• The dollar stood atop large gains early on Friday after soaring broadly overnight on comments by U.S. President Donald Trump that he would announce the most ambitious tax reform plan since the Reagan era in the next few weeks.
The dollar index against a basket of major currencies was up 0.1 percent at 100.710, its highest in three days. The index was poised to rise 0.8 percent on the week.
The euro was steady at $1.0657 after losing 0.4 percent the previous day. The common currency was on track to shed more than 1 percent on the week, during which it was dogged by perceived political risks facing the euro zone.
The dollar extended its overnight rally and edged up to a nine-day high of 113.665 yen.

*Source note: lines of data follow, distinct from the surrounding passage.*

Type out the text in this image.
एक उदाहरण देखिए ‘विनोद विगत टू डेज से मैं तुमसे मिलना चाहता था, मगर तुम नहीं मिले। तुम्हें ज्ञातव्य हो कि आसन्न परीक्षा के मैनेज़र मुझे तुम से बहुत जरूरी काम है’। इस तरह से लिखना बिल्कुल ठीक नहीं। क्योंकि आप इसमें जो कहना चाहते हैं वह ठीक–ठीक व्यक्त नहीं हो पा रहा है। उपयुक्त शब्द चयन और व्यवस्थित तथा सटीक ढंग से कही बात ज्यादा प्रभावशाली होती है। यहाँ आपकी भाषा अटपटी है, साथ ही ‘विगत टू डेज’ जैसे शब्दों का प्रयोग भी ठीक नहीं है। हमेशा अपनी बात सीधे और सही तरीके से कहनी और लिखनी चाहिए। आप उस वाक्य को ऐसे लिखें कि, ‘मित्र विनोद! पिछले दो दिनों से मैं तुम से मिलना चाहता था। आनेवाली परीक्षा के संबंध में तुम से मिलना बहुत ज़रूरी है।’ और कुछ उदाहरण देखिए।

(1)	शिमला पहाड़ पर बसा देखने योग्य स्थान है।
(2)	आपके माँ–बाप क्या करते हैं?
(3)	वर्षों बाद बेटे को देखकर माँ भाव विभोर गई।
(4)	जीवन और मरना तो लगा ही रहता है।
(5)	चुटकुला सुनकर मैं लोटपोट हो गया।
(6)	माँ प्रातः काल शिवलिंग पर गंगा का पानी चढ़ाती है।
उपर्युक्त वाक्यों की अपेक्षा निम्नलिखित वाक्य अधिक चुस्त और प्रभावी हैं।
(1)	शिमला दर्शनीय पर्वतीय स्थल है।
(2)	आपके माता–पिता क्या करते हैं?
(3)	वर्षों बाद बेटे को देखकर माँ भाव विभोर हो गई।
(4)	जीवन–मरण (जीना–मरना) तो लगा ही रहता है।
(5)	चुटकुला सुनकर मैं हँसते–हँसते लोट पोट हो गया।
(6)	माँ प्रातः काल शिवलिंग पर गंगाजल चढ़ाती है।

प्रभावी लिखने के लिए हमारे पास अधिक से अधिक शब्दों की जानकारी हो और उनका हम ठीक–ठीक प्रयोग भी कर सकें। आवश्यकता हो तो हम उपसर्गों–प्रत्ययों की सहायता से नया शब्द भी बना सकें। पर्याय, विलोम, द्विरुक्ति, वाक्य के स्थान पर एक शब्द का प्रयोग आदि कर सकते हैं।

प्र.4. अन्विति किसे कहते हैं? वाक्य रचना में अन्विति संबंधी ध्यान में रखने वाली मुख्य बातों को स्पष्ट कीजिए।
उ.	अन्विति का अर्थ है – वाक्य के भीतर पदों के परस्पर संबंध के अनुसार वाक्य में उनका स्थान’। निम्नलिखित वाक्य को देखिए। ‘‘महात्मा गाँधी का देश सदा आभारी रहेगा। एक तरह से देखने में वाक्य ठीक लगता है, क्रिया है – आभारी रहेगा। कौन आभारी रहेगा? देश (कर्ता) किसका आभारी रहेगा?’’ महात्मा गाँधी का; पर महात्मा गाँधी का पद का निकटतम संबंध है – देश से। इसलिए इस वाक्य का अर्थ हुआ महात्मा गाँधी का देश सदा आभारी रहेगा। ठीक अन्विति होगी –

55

• The weekly jobless claims report released by the U.S. Department of Labor on Thursday showed new claims falling by 12,000 to a 234,000 level, a figure which analysts note was far better-than-expected and below even the most optimistic estimates of the consensus range.
• Federal Reserve Bank of St. Louis President James Bullard said the central bank ought not rush to raising interest rates next month because uncertainty over the Trump administration’s fiscal policies clouds the U.S. economic outlook.
• President Donald Trump's "wall" along the U.S.-Mexicoborder would be a series of fences and walls that would cost as much as $21.6 billion, and take more than three years to construct, based on a U.S. Department of Homeland Security internal report seen by Reuters on Thursday.
• Oil prices held onto gains on Thursday with U.S. prices rising on evidence that gasoline demand could strengthen in the world's biggest oil market, although bloated crude supplies meant that fuel markets remain under pressure.
Benchmark Brent crude LCOc1 settled up 51 cents at $55.63 per barrel. U.S. light crude CLc1 settled 66 cents higher at $53 a barrel.